Tuesday, November 5, 2019
Terminator: Dark Fate (2019) * *
Directed by: Tim Miller
Starring: Linda Hamilton, Mackenzie Davis, Arnold Schwarzenegger, Gabriel Luna, Diego Boneta, Natalia Reyes
I wrote at the end of my Terminator: Genisys (2015) review that there isn't anything more that can be done with this material. I'm Terminatored out, and Terminator: Dark Fate is a retelling of the same story, only Skynet has been replaced with another technology called Legion which will take over the world and eradicate the human race in the near future.
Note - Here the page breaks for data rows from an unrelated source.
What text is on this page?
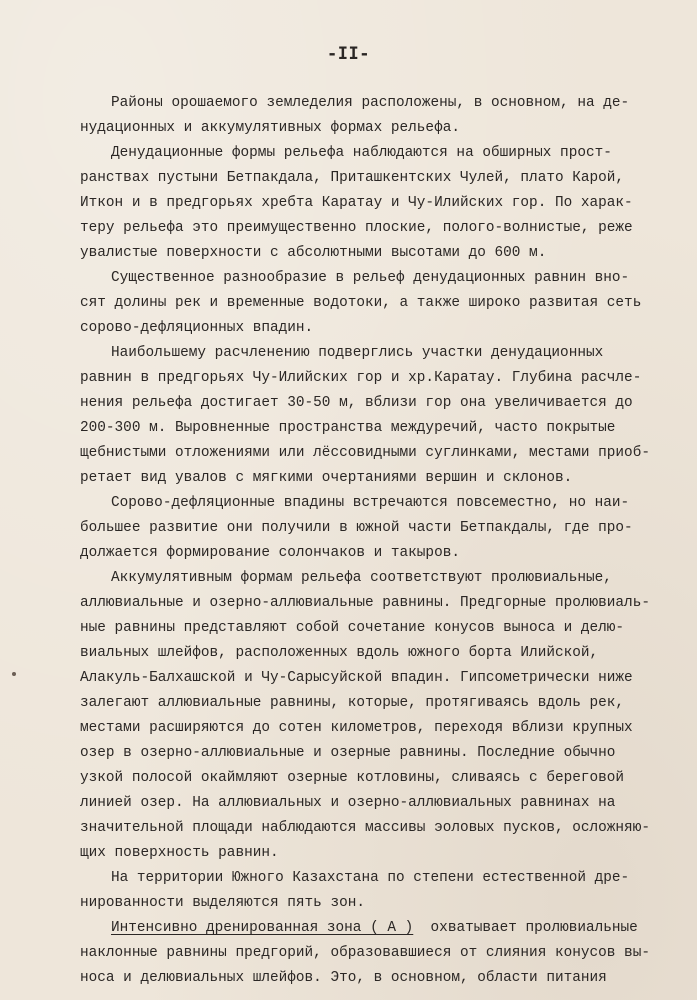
-II-
Районы орошаемого земледелия расположены, в основном, на де-
нудационных и аккумулятивных формах рельефа.
Денудационные формы рельефа наблюдаются на обширных прост-
ранствах пустыни Бетпакдала, Приташкентских Чулей, плато Карой,
Иткон и в предгорьях хребта Каратау и Чу-Илийских гор. По харак-
теру рельефа это преимущественно плоские, полого-волнистые, реже
увалистые поверхности с абсолютными высотами до 600 м.
Существенное разнообразие в рельеф денудационных равнин вно-
сят долины рек и временные водотоки, а также широко развитая сеть
сорово-дефляционных впадин.
Наибольшему расчленению подверглись участки денудационных
равнин в предгорьях Чу-Илийских гор и хр.Каратау. Глубина расчле-
нения рельефа достигает 30-50 м, вблизи гор она увеличивается до
200-300 м. Выровненные пространства междуречий, часто покрытые
щебнистыми отложениями или лёссовидными суглинками, местами приоб-
ретает вид увалов с мягкими очертаниями вершин и склонов.
Сорово-дефляционные впадины встречаются повсеместно, но наи-
большее развитие они получили в южной части Бетпакдалы, где про-
должается формирование солончаков и такыров.
Аккумулятивным формам рельефа соответствуют пролювиальные,
аллювиальные и озерно-аллювиальные равнины. Предгорные пролювиаль-
ные равнины представляют собой сочетание конусов выноса и делю-
виальных шлейфов, расположенных вдоль южного борта Илийской,
Алакуль-Балхашской и Чу-Сарысуйской впадин. Гипсометрически ниже
залегают аллювиальные равнины, которые, протягиваясь вдоль рек,
местами расширяются до сотен километров, переходя вблизи крупных
озер в озерно-аллювиальные и озерные равнины. Последние обычно
узкой полосой окаймляют озерные котловины, сливаясь с береговой
линией озер. На аллювиальных и озерно-аллювиальных равнинах на
значительной площади наблюдаются массивы эоловых пусков, осложняю-
щих поверхность равнин.
На территории Южного Казахстана по степени естественной дре-
нированности выделяются пять зон.
Интенсивно дренированная зона ( А ) охватывает пролювиальные
наклонные равнины предгорий, образовавшиеся от слияния конусов вы-
носа и делювиальных шлейфов. Это, в основном, области питания
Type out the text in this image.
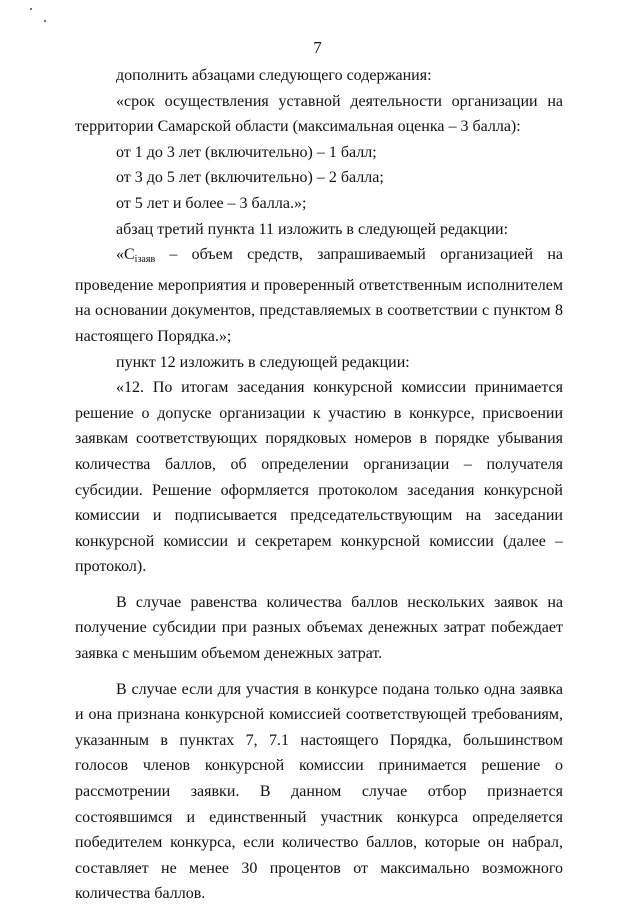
7

дополнить абзацами следующего содержания:

«срок осуществления уставной деятельности организации на территории Самарской области (максимальная оценка – 3 балла):

от 1 до 3 лет (включительно) – 1 балл;

от 3 до 5 лет (включительно) – 2 балла;

от 5 лет и более – 3 балла.»;

абзац третий пункта 11 изложить в следующей редакции:

«$C_{iзаяв}$ – объем средств, запрашиваемый организацией на проведение мероприятия и проверенный ответственным исполнителем на основании документов, представляемых в соответствии с пунктом 8 настоящего Порядка.»;

пункт 12 изложить в следующей редакции:

«12. По итогам заседания конкурсной комиссии принимается решение о допуске организации к участию в конкурсе, присвоении заявкам соответствующих порядковых номеров в порядке убывания количества баллов, об определении организации – получателя субсидии. Решение оформляется протоколом заседания конкурсной комиссии и подписывается председательствующим на заседании конкурсной комиссии и секретарем конкурсной комиссии (далее – протокол).

В случае равенства количества баллов нескольких заявок на получение субсидии при разных объемах денежных затрат побеждает заявка с меньшим объемом денежных затрат.

В случае если для участия в конкурсе подана только одна заявка и она признана конкурсной комиссией соответствующей требованиям, указанным в пунктах 7, 7.1 настоящего Порядка, большинством голосов членов конкурсной комиссии принимается решение о рассмотрении заявки. В данном случае отбор признается состоявшимся и единственный участник конкурса определяется победителем конкурса, если количество баллов, которые он набрал, составляет не менее 30 процентов от максимально возможного количества баллов.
Here is a question which never occurred to me until now: With the planet in ruins and any remaining humans using any available resources just to stay alive, how exactly do they send one of their own back in time to protect the future leader of the resistance? Same goes for Legion, who likely went ahead and destroyed their own headquarters with the same nuclear blasts. Ok, let's suspend our disbelief and just accept that both sides know how to utilize time travel. The action in Terminator: Dark Fate begins in 1998, shortly after the judgment day date came and went thanks to the actions of Sarah Connor (Hamilton), John Connor, and Arnold Schwarzenegger's hero terminator assigned to protect John in Terminator 2.
Another terminator (also played by Schwarzenegger), who didn't get the memo that judgment day was avoided, kills John and leaves Sarah living off the grid while hunting terminators for the rest of her life. Cut to 2020 Mexico, a new model Rev-9 Terminator (Luna) and a mostly human (save for a few cyborg parts) woman named Grace (Davis) battle over a young woman named Dani (Reyes), who one day will become the leader of the resistance against Legion. Grace was sent back to protect Dani from being terminated by the Rev-9, who like previous terminators is impervious to pain and can repair itself back to normal after being shot, stabbed, blown apart, and crushed. Sounds like Michael Myers.
Sarah Connor shows up at the scene just in time to help Grace and Dani with help from anonymous texts directing her to where the terminators are. How does this source know this stuff? Again, let's just suspend our disbelief so we don't drive ourselves crazy. The identity of the source is not a shock, although the movie perks up slightly when Schwarzenegger reappears as the terminator who offed John, but after living among humans has grown a conscience and human emotions. He is remorseful for killing John and joins the mission to protect Dani from doom.
Switch out the name Dani for Sarah Connor and Legion for Skynet and you have the same story as every other Terminator movie. Terminator: Dark Fate is supposed to be the direct sequel to Terminator 2: Judgment Day, so like last year's Halloween, we are asked to forget all about the other Terminator movies we saw. The problem is: This Terminator movie is not much different than the sequels it wants us to erase from our memories. We have the chases, things blowing up, bodies flying around, and the Terminator absorbing more shotgun shells than ever before. It's all old hat by this point. The original Terminator worked on the level of a horror film in which you can't escape the bad guy who keeps on coming. Terminator 2: Judgment Day took this idea to a superior level of excitement and masterful technology. Every other Terminator film has tried to reclaim the magic of the first two, and it simply can't be done. Time to move on.